OBJECTIVE: Clinical symptoms such as major defects in energy metabolism may involve the hypothalamus in amyotrophic lateral sclerosis (ALS) patients. Our recent study discovered that the single-nucleotide polymorphisms (SNPs) of rs2619566, rs79609816 and rs10260404 are associated with sporadic ALS (sALS). Thus, this study aims to investigate the hypothalamic functional reorganization and its association with the above polymorphisms risk alleles in sALS patients of Chinese Han ancestry. METHODS: Forty-four sALS patients (28 males/16 females) and 40 healthy subjects (HS; 28 males/12 females) underwent resting-state functional MRI, genotyping and clinical assessments.

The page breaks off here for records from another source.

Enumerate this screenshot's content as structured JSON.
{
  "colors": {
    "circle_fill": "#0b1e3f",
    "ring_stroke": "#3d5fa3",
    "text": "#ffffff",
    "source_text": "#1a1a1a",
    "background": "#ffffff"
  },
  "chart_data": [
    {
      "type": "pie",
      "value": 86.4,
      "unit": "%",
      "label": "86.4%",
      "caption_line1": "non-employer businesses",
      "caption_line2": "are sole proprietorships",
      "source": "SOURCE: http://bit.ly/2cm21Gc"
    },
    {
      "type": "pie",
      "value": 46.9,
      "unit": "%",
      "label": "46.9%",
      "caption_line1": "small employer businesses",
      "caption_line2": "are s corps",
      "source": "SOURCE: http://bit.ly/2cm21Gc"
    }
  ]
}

A two-sample t test (P < 0.01, GRF correction at P < 0.05) was performed to compare hypothalamic connectivity for group-level analysis in disease diagnosis and genotype, and then the genotype-diagnosis interaction effect was assessed. Finally, Spearman correlation analyses were performed to assess the relationship between the altered functional connectivity and their clinical characteristics. RESULTS: The sALS patients showed a short disease duration (median = 12 months). Regarding the diagnosis effect, the sALS patients showed widespread hypothalamic hyperconnectivity with the left superior temporal gyrus/middle temporal gyrus, right inferior frontal gyrus, and left precuneus/posterior cingulate gyrus. For the genotype effect of SNPs, hyperconnectivity was observed in only the medial hypothalamus when the sALS patients harboring the minor C allele of rs2619566 in contactin-4 (CNTN4), while the sALS patients with the TT allele showed a hyperconnectivity network in the right lateral hypothalamus. This connectivity pattern was not observed in other SNPs. No significant genotype-diagnosis interaction was found. Moreover, altered functional connectivity was not significantly correlated with clinical characteristics (P : 0.11-0.90). CONCLUSION: These results demonstrated widespread hypothalamic hyperconnectivity in sALS. The risk allele C of the CNTN4 gene may therefore influence functional reorganization of the medial hypothalamus. The effects of the CNTN4 rs2619566 polymorphism may exist in the hypothalamic functional connectivity of patients with sALS.